The parties choose the venue. This can be completely neutral to all parties and can provide for sufficient meeting rooms and consequently, privacy.
Technology allows for these hearings to take place remotely.
What are the downsides to a Private FDR Hearing?
- Cost! This will vary depending on the seniority of Judge which is chosen.
- A private hearing is a voluntary process so you cannot compel a party to attend. However, given the costs and planning that will be involved, it is hoped that this would act as an strong incentive.
Why opt for a Private FDR hearing?
Even before the global pandemic, the courts were overwhelmed and under resourced. This led to considerable delay in the listing of cases and leaves clients in limbo, as they wait for their hearing date. Post lockdown, we will almost certainly see more delays as the system slowly gets back on its feet again. An effective and successful private FDR can avoid a potentially ruinous situation of going through the full court process with the associated cost and delay.
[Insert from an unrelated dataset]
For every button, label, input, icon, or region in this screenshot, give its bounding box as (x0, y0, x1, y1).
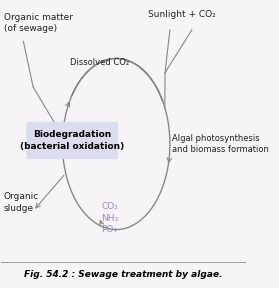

There is also a misconception that private FDRs should be limited to big money cases. Cases where there are relatively modest assets in question can equally benefit (arguably more so) from this process which may prove to be quicker and cheaper in the long run and preserve valuable resources for the family.
Until the lockdown eases, the opportunity and technology is there and we have seen that remote hearings are proving effective. The technology does in fact lend itself well to this type of hearing with ‘break-out rooms’, ‘advocate rooms’ and chat facilities available.
The process, including the wealth of experienced private judges, is well established and at Family Law in Partnership, we have been promoting the idea of Private FDRs since 2007 when we were involved in (what we believe to be) the first ever Private FDR.